É normal que, no início, o cão se bata em paredes ou móveis, até que ele consiga finalmente criar um “mapa mental” da casa. Mas, para que ele consiga criar este mapa mental, é preciso que as coisas esteja sempre no mesmo lugar. Evite mudar os móveis de lugar, para que o cão não se bata neles, e também para que ele não fique desorientado. Objetos espalhados pelo chão, como sapatos e brinquedos, também devem ser evitados na medida do possível, já que o animal pode tropeçar neles e se machucar. Em casas com crianças, isto pode ser um desafio, mas procure ensinar os pequenos a manter os brinquedos que não estejam usando dentro de um cesto ou baú, para não machucar o cachorrinho.

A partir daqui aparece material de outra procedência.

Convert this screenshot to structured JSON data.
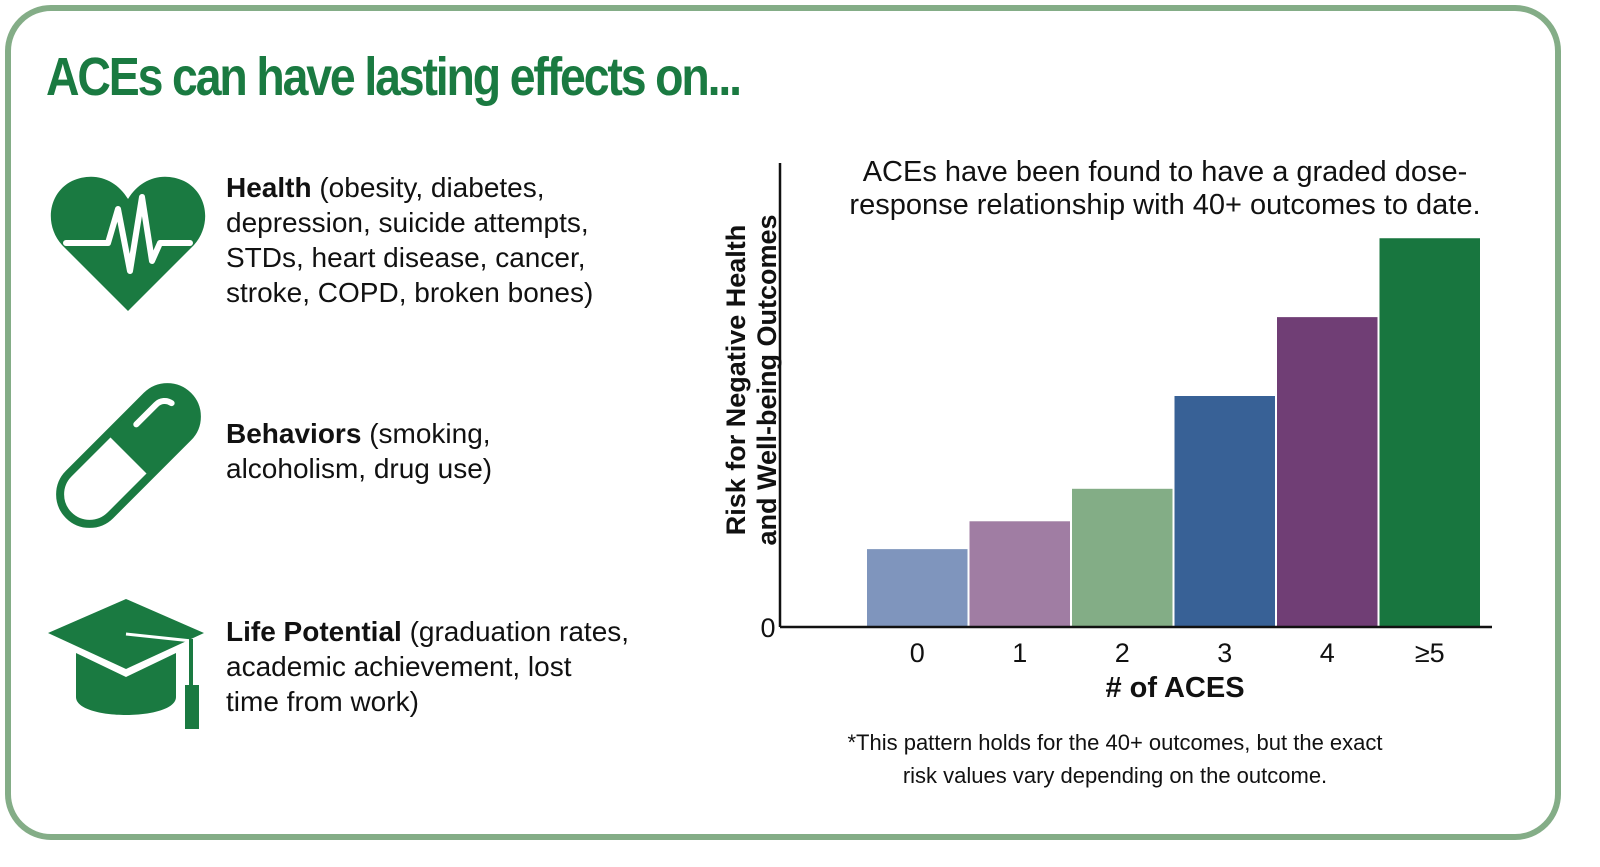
{
  "title": "ACEs can have lasting effects on...",
  "effects": [
    {
      "heading": "Health",
      "detail_lines": [
        "(obesity, diabetes,",
        "depression, suicide attempts,",
        "STDs, heart disease, cancer,",
        "stroke, COPD, broken bones)"
      ],
      "icon": "heart-pulse-icon"
    },
    {
      "heading": "Behaviors",
      "detail_lines": [
        "(smoking,",
        "alcoholism, drug use)"
      ],
      "icon": "pill-capsule-icon"
    },
    {
      "heading": "Life Potential",
      "detail_lines": [
        "(graduation rates,",
        "academic achievement, lost",
        "time from work)"
      ],
      "icon": "graduation-cap-icon"
    }
  ],
  "chart_title_lines": [
    "ACEs have been found to have a graded dose-",
    "response relationship with 40+ outcomes to date."
  ],
  "footnote_lines": [
    "*This pattern holds for the 40+ outcomes, but the exact",
    "risk values vary depending on the outcome."
  ],
  "colors": {
    "brand_green": "#1a7a41",
    "frame_green": "#84ad87"
  },
  "chart_data": {
    "type": "bar",
    "title": "ACEs have been found to have a graded dose-response relationship with 40+ outcomes to date.",
    "xlabel": "# of ACES",
    "ylabel": "Risk for Negative Health and Well-being Outcomes",
    "ylabel_lines": [
      "Risk for Negative Health",
      "and Well-being Outcomes"
    ],
    "y_tick_label": "0",
    "categories": [
      "0",
      "1",
      "2",
      "3",
      "4",
      "≥5"
    ],
    "values": [
      17,
      23,
      30,
      50,
      67,
      84
    ],
    "ylim": [
      0,
      100
    ],
    "bar_colors": [
      "#7f95bd",
      "#a07da3",
      "#83ad86",
      "#386196",
      "#703e75",
      "#18763f"
    ],
    "grid": false
  }
}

Por fim, alguns equipamentos de segurança podem ser usados, tais como capacetes ou guias protetoras, como o Muffin’s Halo, que ainda não está disponível no Brasil. Estes acessórios servem para evitar que o cão bata a cabeça e acabe se machucando enquanto caminha.

Na hora dos passeios, use sempre uma coleira ou peitoral com guia, e mantenha o cão perto de si. Fique atento para ajudá-lo a desviar de obstáculos que possam aparecer, e procure repetir sempre o mesmo trajeto. Ao ficar familiarizado com os ambientes por onde passeia, ele ficará mais seguro e conseguirá se divertir muito caminhando e sentindo cheiros diferentes.

Por fim, tome cuidado na hora de alimentar o seu cão cego e surdo. Lembre-se de que ele está apenas sentindo o cheiro da comida, e não consegue saber se ela está na sua mão, por exemplo. Evite, portanto, alimentá-lo nas suas mãos, já que você pode levar uma mordida acidental. Idealmente, coloque sempre as comidas – e mesmo petiscos – do seu cão no pote dele, e, se for o caso, erga o pote para que ele possa cheirar e pegar.

Fonte: www.meucaovelhinho.com.br

Com muito amor e carinho, o seu cãozinho surdo e cego também pode ser feliz!